比較例1については、湿潤塗膜の質量減少割合が3.1%と小さかったことから、乾燥塗膜が変形しやすい状態であり、圧力を加えたときに乾燥塗膜の一部が第2被接合体の上部へ盛り上がってしまった。その状態での各厚みを測定し、押し込み率Pを算出した。
【0066】
(5)積層体の焼成
積層体を焼成炉に移動させ、窒素雰囲気中で積層体を9MPaに加圧した後、280℃まで加熱し、5分保持し塗膜を焼成して接合層とし、接合構造体を得た。
【0067】
〔評価1〕
実施例及び比較例において「(4)積層体の形成」で得られた積層体を1秒かけて上下反転させて、前記SiCチップの位置ずれ及び脱落の有無を目視観察した。結果を表1に示す。
【0068】
〔評価2〕
実施例及び比較例において「(5)積層体の焼成」で得られた接合構造体の接合強度を確認するため、シェア強度を以下の方法で測定した。シェア強度(MPa)は、破断圧力(N)/SiCチップの底面積(mm2)で定義される値である。結果を表1に示す。なお、比較例2についてはSiCチップの位置ずれ及び脱落の評価にてSiCチップが落下したため本評価をせず、表1では「-」と表記した。

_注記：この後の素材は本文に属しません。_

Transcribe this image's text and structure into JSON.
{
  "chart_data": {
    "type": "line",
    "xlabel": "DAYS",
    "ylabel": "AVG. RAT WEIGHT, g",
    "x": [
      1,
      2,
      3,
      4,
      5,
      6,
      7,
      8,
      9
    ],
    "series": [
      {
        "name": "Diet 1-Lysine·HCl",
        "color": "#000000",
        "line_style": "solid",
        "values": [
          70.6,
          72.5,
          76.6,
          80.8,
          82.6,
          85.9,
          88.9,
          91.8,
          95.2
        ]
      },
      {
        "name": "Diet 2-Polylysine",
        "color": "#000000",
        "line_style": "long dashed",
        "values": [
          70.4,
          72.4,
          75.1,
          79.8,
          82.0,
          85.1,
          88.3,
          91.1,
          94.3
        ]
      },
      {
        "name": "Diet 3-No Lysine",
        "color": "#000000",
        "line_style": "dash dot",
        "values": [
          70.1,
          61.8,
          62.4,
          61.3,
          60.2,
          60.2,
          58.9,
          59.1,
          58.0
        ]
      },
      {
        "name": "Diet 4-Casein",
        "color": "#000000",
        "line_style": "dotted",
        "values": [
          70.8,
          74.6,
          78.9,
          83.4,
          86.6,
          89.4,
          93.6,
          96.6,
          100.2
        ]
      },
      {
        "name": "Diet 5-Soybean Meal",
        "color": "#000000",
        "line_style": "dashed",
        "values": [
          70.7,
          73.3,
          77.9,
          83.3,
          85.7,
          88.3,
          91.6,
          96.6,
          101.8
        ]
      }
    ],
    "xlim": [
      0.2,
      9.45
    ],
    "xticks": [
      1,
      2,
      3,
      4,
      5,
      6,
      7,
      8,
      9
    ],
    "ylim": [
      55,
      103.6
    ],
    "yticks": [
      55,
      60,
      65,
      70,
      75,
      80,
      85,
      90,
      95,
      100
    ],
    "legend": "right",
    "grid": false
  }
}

・測定装置名:Condor Sigma(XYZTEC社製)
・ロードセル:200kgf
・シェアツール:幅6.0mm、厚み2.0mm、シャフト1/4インチ(型番:T0S663060)
・シェア速度:50μm/s
・シェア高さ:0.02mm(ゼロ点は6mm角で印刷した塗膜上部とする)
【0069】
【0070】
表1に示す結果から明らかなとおり、実施例の方法を採用すると、SiCチップの位置ずれ及び脱落が生じないことが分かる。また、十分な接合強度が得られることが分かる。
【産業上の利用可能性】
【0071】
本発明によれば、被接合体に位置ずれや脱落を生じさせることなく、接合材料によって被接合体どうしの接合が可能な接合構造体の製造方法が提供される。
【要約】
銅粒子及び有機溶媒を含むペーストを第1被接合体11に塗布して塗膜13aを形成し;塗膜13aに含まれる有機溶媒の一部を除去し;第2被接合体12の一部が塗膜13a中に埋没するように第2被接合体12を塗膜13a中に押し込むことで、第1被接合体11、塗膜13a及び第2被接合体12を順に備えた積層体14を得て;積層体14を加熱する。乾燥工程後であって、第2被接合体12を塗膜13a中に押し込む前の状態における塗膜13aの平均厚みをXとし、積層体14を得た状態における、第1被接合体11の上面11bから第2被接合体12の下面12bまでの平均距離をYとしたとき、100-(Y/X×100)で定義される押し込み率Pが1.0以上50以下である。